Tractatus Logico-Philosophicus
Ludwig Wittgenstein · 1921 · 9 ideas · 9 min
Argues that meaningful language can only picture possible arrangements of facts in the world, which means ethics, aesthetics, and metaphysics lie beyond what can be sensibly said and must instead be shown or left in silence.
Why this book
Wittgenstein's argument, delivered in a sequence of numbered, aphoristic propositions, is that a sentence has meaning only when it functions as a picture of a possible state of affairs, an arrangement that logically mirrors some way the world could be. Language and world share an underlying logical structure, which is why a proposition can be true or false; it says something about how facts might be arranged, and reality either matches that arrangement or it doesn't.
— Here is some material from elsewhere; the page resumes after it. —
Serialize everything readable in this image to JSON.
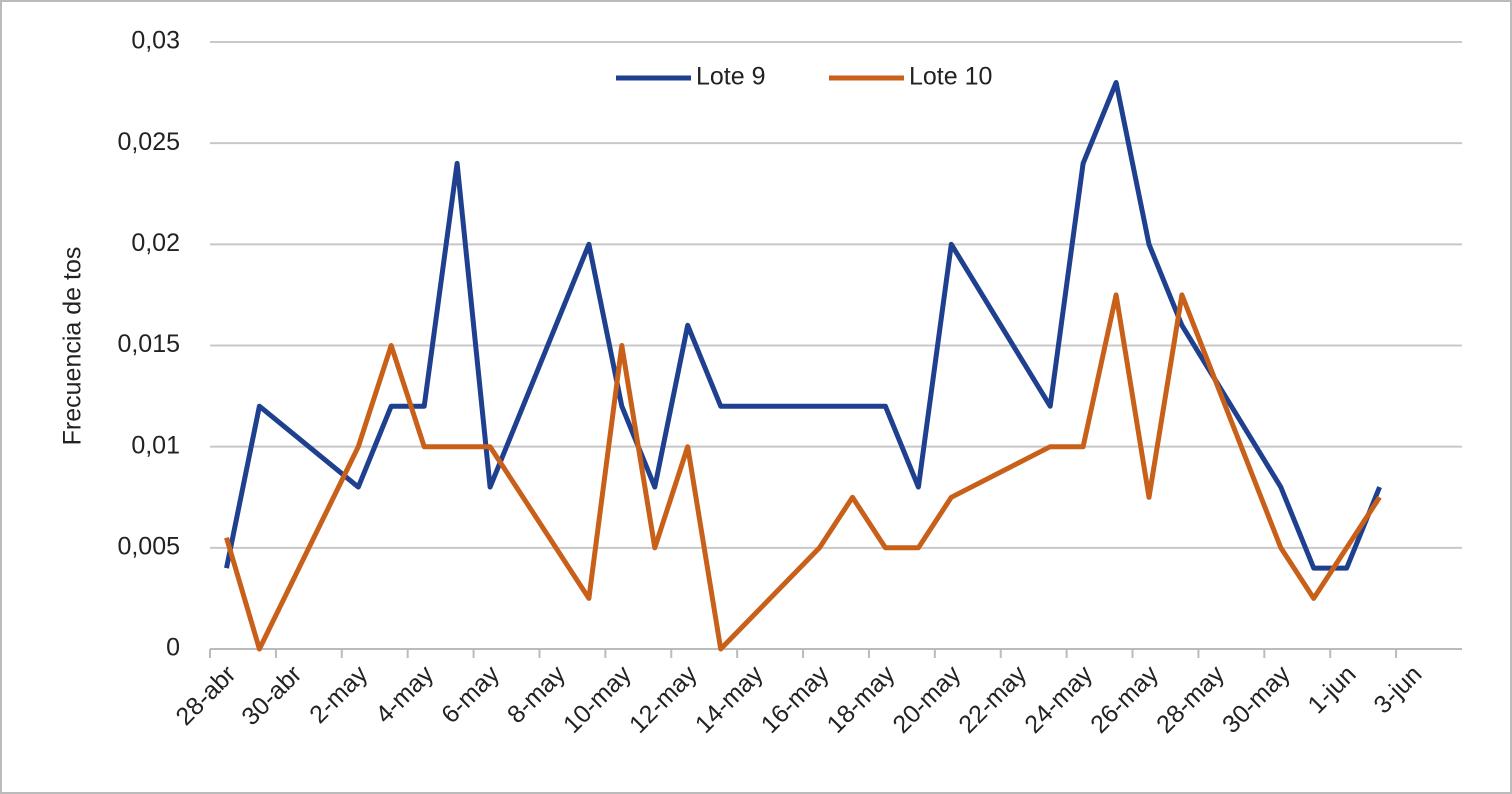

Logic and mathematics, by contrast, say nothing about the world at all, because their propositions are true no matter how the world happens to be arranged, making them empty of factual content despite their usefulness.
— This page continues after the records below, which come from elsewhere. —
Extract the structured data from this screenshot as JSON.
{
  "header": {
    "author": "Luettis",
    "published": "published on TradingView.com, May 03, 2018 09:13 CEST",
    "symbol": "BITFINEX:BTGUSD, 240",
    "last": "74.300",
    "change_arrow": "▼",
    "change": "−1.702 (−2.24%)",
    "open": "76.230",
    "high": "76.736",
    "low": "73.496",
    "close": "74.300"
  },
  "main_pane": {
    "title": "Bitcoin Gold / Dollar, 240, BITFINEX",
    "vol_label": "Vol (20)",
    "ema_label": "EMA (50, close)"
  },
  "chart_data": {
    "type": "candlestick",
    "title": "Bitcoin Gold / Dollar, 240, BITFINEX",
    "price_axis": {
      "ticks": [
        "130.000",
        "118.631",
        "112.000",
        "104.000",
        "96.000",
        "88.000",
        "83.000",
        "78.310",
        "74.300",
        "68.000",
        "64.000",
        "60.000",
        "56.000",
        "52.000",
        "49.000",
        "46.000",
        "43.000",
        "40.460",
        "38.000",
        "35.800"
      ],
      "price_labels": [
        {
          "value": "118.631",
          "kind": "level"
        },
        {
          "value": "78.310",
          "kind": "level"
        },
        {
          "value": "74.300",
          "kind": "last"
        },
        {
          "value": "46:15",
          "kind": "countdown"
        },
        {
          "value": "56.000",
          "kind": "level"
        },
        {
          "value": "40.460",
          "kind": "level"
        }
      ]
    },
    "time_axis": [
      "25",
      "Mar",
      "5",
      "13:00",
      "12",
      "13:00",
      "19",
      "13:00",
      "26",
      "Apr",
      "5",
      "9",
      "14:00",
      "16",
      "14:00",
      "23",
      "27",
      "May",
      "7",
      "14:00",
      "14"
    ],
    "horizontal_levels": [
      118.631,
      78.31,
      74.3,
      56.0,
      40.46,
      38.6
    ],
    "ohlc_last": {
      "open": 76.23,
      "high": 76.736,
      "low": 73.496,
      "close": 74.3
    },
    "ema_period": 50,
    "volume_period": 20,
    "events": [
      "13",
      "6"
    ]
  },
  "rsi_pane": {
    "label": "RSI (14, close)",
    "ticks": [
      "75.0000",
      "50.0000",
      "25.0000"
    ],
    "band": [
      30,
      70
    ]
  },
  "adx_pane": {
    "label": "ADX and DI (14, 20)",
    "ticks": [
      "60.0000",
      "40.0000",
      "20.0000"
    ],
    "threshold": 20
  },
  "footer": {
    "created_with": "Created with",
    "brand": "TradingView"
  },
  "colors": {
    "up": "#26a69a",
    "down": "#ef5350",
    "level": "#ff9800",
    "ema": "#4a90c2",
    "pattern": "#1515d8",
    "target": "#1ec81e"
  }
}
The consequence Wittgenstein draws is severe and, for many readers, the book's most striking legacy: because ethics, aesthetics, and the deepest questions about the meaning of existence don't describe possible arrangements of facts, they cannot be stated as meaningful propositions at all. This doesn't make them unimportant; Wittgenstein treats them as more important than anything that can be said, but insists they belong to what can only be shown through how one lives, not asserted in sentences that meet the bar for factual sense. The book closes by suggesting its own propositions, once they've done their clarifying work, should themselves be discarded.
Who should read it
Students of philosophy of language and logic, and anyone drawn to the puzzle of where meaningful speech ends and where the deepest human concerns, ethics, meaning, mysticism, begin. It rewards patient, repeated reading given its compressed, numbered aphorisms rather than extended argument.
About the author
Ludwig Wittgenstein was an Austrian-British philosopher who wrote the Tractatus while serving in the Austro-Hungarian army during the First World War; it was his only book published during his lifetime and profoundly shaped early twentieth-century analytic philosophy.